Go to UW homepage

WatCut: An on-line tool for restriction analysis, silent mutation scanning, and SNP-RFLP analysis



Helptopics:

Troubleshooting Overview Restriction analysis Silent mutation analysis SNP RFLP analysis Selecting enzymes Preferences Saving and deleting data Howto FAQ Credits


Trouble shooting

Several people have reported errors with 'printer-friendly output' or 'select reading frames', and the error might surface in other contexts as well. The error message they received was

Warning: extract(): First argument should be an array in (...)\class_restriction_project.php on line 130

At least in one case, this has been resolved by clearing all watcut cookies from the browser. (Note: Clearing the cookies will cause you to loose all data previously saved on the server.) If this does not resolve your problem, please let me know.

Back to top


Overview

WatCut offers several analysis tools related to the use of restriction enzymes in cloning experiments. These are

Silent mutation analysis is intended for use with oligonucleotide sequences. It starts from a DNA (not protein) sequence, for which you also need to indicate the reading frame of protein translation.
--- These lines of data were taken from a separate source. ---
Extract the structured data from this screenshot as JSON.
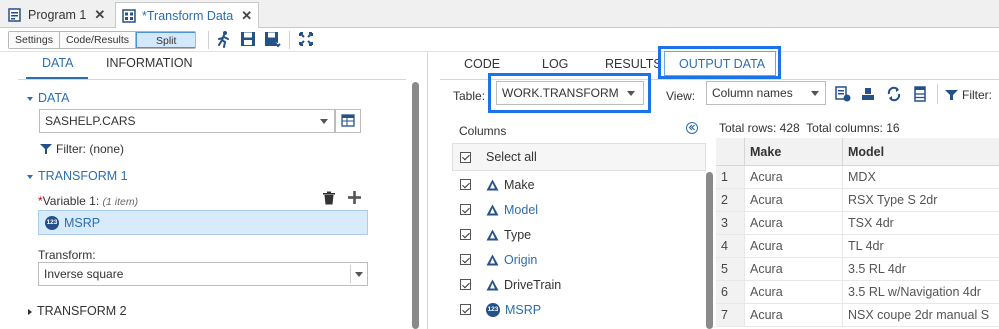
{
  "tabs": [
    {
      "label": "Program 1",
      "icon": "program-icon"
    },
    {
      "label": "*Transform Data",
      "icon": "task-icon"
    }
  ],
  "toolbar": {
    "layout_buttons": [
      "Settings",
      "Code/Results",
      "Split"
    ],
    "active_layout": "Split",
    "icons": [
      "run-icon",
      "save-icon",
      "save-as-icon",
      "expand-icon"
    ]
  },
  "left": {
    "tabs": [
      "DATA",
      "INFORMATION"
    ],
    "active_tab": "DATA",
    "data_section": "DATA",
    "dataset_value": "SASHELP.CARS",
    "filter_text": "Filter: (none)",
    "transform1_section": "TRANSFORM 1",
    "variable_required": "*",
    "variable_label": "Variable 1:",
    "variable_count": "(1 item)",
    "variable_value": "MSRP",
    "transform_label": "Transform:",
    "transform_value": "Inverse square",
    "transform2_section": "TRANSFORM 2"
  },
  "right": {
    "tabs": [
      "CODE",
      "LOG",
      "RESULTS",
      "OUTPUT DATA"
    ],
    "active_tab": "OUTPUT DATA",
    "table_label": "Table:",
    "table_value": "WORK.TRANSFORM",
    "view_label": "View:",
    "view_value": "Column names",
    "filter_label": "Filter:",
    "columns_header": "Columns",
    "select_all": "Select all",
    "columns": [
      {
        "name": "Make",
        "type": "char",
        "link": false
      },
      {
        "name": "Model",
        "type": "char",
        "link": true
      },
      {
        "name": "Type",
        "type": "char",
        "link": false
      },
      {
        "name": "Origin",
        "type": "char",
        "link": true
      },
      {
        "name": "DriveTrain",
        "type": "char",
        "link": false
      },
      {
        "name": "MSRP",
        "type": "num",
        "link": true
      }
    ],
    "totals": "Total rows: 428  Total columns: 16",
    "grid": {
      "headers": [
        "",
        "Make",
        "Model"
      ],
      "rows": [
        [
          "1",
          "Acura",
          "MDX"
        ],
        [
          "2",
          "Acura",
          "RSX Type S 2dr"
        ],
        [
          "3",
          "Acura",
          "TSX 4dr"
        ],
        [
          "4",
          "Acura",
          "TL 4dr"
        ],
        [
          "5",
          "Acura",
          "3.5 RL 4dr"
        ],
        [
          "6",
          "Acura",
          "3.5 RL w/Navigation 4dr"
        ],
        [
          "7",
          "Acura",
          "NSX coupe 2dr manual S"
        ]
      ]
    }
  },
  "colors": {
    "accent": "#2b6fb0",
    "highlight": "#1a73e8",
    "numeric_badge": "#25518a"
  }
}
WatCut then scans your sequence for restriction sites that can be introduced without changing the encoded protein sequence. It will find sites created by any number of mutations, with both non-degenerate and degenerate recognition sequences - that is, it will find all possible sites.

Restriction analysis works very much as usual. WatCut can display the results in a graphical format, as a plain table, or in a complete textual format along with the DNA and translated protein sequences. All of these displays can also be formatted for printing. Sequences may be supplied by file-upload or by copy-and-paste.

SNP-RFLP analysis scans a sequence that contains a single nucleotide polymorphism for existing or possible mutant restriction sites that will distinguish between the two polymorphic nucleotides.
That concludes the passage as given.